One of the more remarkable traits of the yuzu tree is that it is very frost hardy. It can withstand cooler temperatures than many other citrus fruits, thriving in USDA zones nine to 11 and sometimes even further north, under the right conditions. The trees also tend to be relatively small, but they produce a high volume of the aromatic fruit when they are well cared for.
This citrus cultivar is more formally known as Citrus junos. It is believed to be a cross between sour mandarins and the ichang papeda, a type of lemon. The fruits appear to have arisen in China, where they were cultivated for some time before being introduced to Japan and Korea. In all of these nations, it is possible to find wild trees, as well as yuzu plantations, and the Japanese have developed a specifically ornamental cultivar that produces beautiful and aromatic flowers.
There are a number of uses for yuzu in Asian cuisine. The sour juice is often used in sauces, such as the Japanese dipping sauce ponzu. The juice is also used in cakes and desserts, along with the rind, which may sometimes be candied. The Koreans sometimes make a version of marmalade with yuzu, and a variety of other jams, jellies, preserves, and spreads are made from the tart, extremely aromatic fruit. The fruit is also treated to extract its essential oil, which is mixed in with bath products and scented candles.
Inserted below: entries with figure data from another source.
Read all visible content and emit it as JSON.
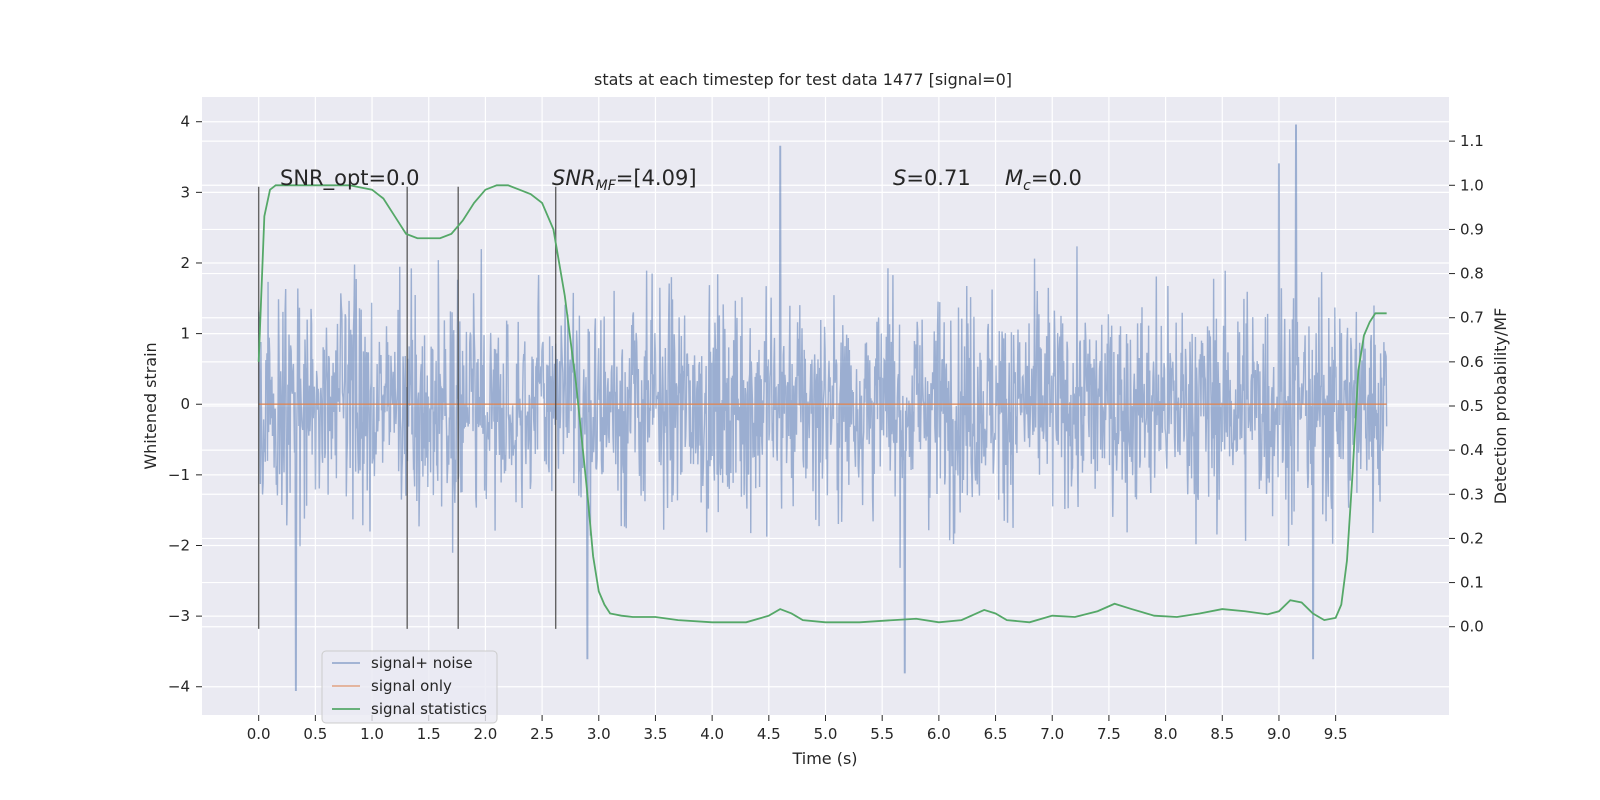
{
  "chart_data": {
    "type": "line",
    "title": "stats at each timestep for test data 1477 [signal=0]",
    "xlabel": "Time (s)",
    "ylabel_left": "Whitened strain",
    "ylabel_right": "Detection probability/MF",
    "xlim": [
      -0.5,
      10.5
    ],
    "ylim_left": [
      -4.4,
      4.35
    ],
    "ylim_right": [
      -0.2,
      1.2
    ],
    "x_ticks": [
      0.0,
      0.5,
      1.0,
      1.5,
      2.0,
      2.5,
      3.0,
      3.5,
      4.0,
      4.5,
      5.0,
      5.5,
      6.0,
      6.5,
      7.0,
      7.5,
      8.0,
      8.5,
      9.0,
      9.5
    ],
    "x_tick_labels": [
      "0.0",
      "0.5",
      "1.0",
      "1.5",
      "2.0",
      "2.5",
      "3.0",
      "3.5",
      "4.0",
      "4.5",
      "5.0",
      "5.5",
      "6.0",
      "6.5",
      "7.0",
      "7.5",
      "8.0",
      "8.5",
      "9.0",
      "9.5"
    ],
    "y_left_ticks": [
      -4,
      -3,
      -2,
      -1,
      0,
      1,
      2,
      3,
      4
    ],
    "y_left_tick_labels": [
      "−4",
      "−3",
      "−2",
      "−1",
      "0",
      "1",
      "2",
      "3",
      "4"
    ],
    "y_right_ticks": [
      0.0,
      0.1,
      0.2,
      0.3,
      0.4,
      0.5,
      0.6,
      0.7,
      0.8,
      0.9,
      1.0,
      1.1
    ],
    "y_right_tick_labels": [
      "0.0",
      "0.1",
      "0.2",
      "0.3",
      "0.4",
      "0.5",
      "0.6",
      "0.7",
      "0.8",
      "0.9",
      "1.0",
      "1.1"
    ],
    "grid": true,
    "legend_position": "lower-left",
    "background": "#eaeaf2",
    "series": [
      {
        "name": "signal+ noise",
        "axis": "left",
        "color": "#4c72b0",
        "style": "dense noise trace, roughly Gaussian, amplitude range about -4.0 to 3.95",
        "time_range": [
          0.0,
          9.95
        ],
        "notable_peaks": [
          [
            4.6,
            3.65
          ],
          [
            9.15,
            3.95
          ],
          [
            9.0,
            3.4
          ]
        ],
        "notable_troughs": [
          [
            0.33,
            -4.05
          ],
          [
            5.7,
            -3.8
          ],
          [
            2.9,
            -3.6
          ],
          [
            9.3,
            -3.6
          ]
        ]
      },
      {
        "name": "signal only",
        "axis": "left",
        "color": "#dd8452",
        "style": "flat line",
        "x": [
          0.0,
          9.95
        ],
        "y": [
          0.0,
          0.0
        ]
      },
      {
        "name": "signal statistics",
        "axis": "right",
        "color": "#55a868",
        "style": "smooth line",
        "x": [
          0.0,
          0.05,
          0.1,
          0.15,
          0.25,
          0.4,
          0.6,
          0.8,
          1.0,
          1.1,
          1.2,
          1.3,
          1.4,
          1.5,
          1.6,
          1.7,
          1.8,
          1.9,
          2.0,
          2.1,
          2.2,
          2.3,
          2.4,
          2.5,
          2.6,
          2.7,
          2.8,
          2.9,
          2.95,
          3.0,
          3.05,
          3.1,
          3.2,
          3.3,
          3.5,
          3.7,
          4.0,
          4.3,
          4.5,
          4.6,
          4.7,
          4.8,
          5.0,
          5.3,
          5.6,
          5.8,
          6.0,
          6.2,
          6.4,
          6.5,
          6.6,
          6.8,
          7.0,
          7.2,
          7.4,
          7.55,
          7.7,
          7.9,
          8.1,
          8.3,
          8.5,
          8.7,
          8.9,
          9.0,
          9.1,
          9.2,
          9.3,
          9.4,
          9.5,
          9.55,
          9.6,
          9.65,
          9.7,
          9.75,
          9.8,
          9.85,
          9.9,
          9.95
        ],
        "y": [
          0.6,
          0.93,
          0.99,
          1.0,
          1.0,
          1.0,
          1.0,
          1.0,
          0.99,
          0.97,
          0.93,
          0.89,
          0.88,
          0.88,
          0.88,
          0.89,
          0.92,
          0.96,
          0.99,
          1.0,
          1.0,
          0.99,
          0.98,
          0.96,
          0.9,
          0.75,
          0.55,
          0.3,
          0.16,
          0.08,
          0.05,
          0.03,
          0.025,
          0.022,
          0.022,
          0.015,
          0.01,
          0.01,
          0.025,
          0.04,
          0.03,
          0.015,
          0.01,
          0.01,
          0.015,
          0.018,
          0.01,
          0.015,
          0.038,
          0.03,
          0.015,
          0.01,
          0.025,
          0.022,
          0.035,
          0.052,
          0.04,
          0.025,
          0.022,
          0.03,
          0.04,
          0.035,
          0.028,
          0.035,
          0.06,
          0.055,
          0.03,
          0.015,
          0.02,
          0.05,
          0.15,
          0.35,
          0.58,
          0.66,
          0.69,
          0.71,
          0.71,
          0.71
        ]
      }
    ],
    "vertical_markers": [
      0.0,
      1.31,
      1.76,
      2.62
    ],
    "annotations": [
      {
        "text": "SNR_opt=0.0",
        "kind": "plain",
        "x": 0.2
      },
      {
        "text_main": "SNR",
        "text_sub": "MF",
        "text_rest": "=[4.09]",
        "kind": "subscript",
        "x": 2.6
      },
      {
        "text_main": "S",
        "text_rest": "=0.71",
        "kind": "italic",
        "x": 5.6
      },
      {
        "text_main": "M",
        "text_sub": "c",
        "text_rest": "=0.0",
        "kind": "subscript",
        "x": 6.6
      }
    ]
  }
}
The color of a yuzu can vary from yellow to green when ripe, and the fruits typically are around tangerine sized, with very irregular, knobbly surfaces. A special variety known as lion yuzu has especially knobbly skin. If you are in a region where fresh fruit is available, look for specimens without soft spots, but do not be too concerned about discoloration and uneven skin, as these traits are normal. In an area where it is not available fresh, you may be able to purchase juice or powdered forms; if nothing is available, go for a sour grapefruit, which is probably the closest common flavor approximation.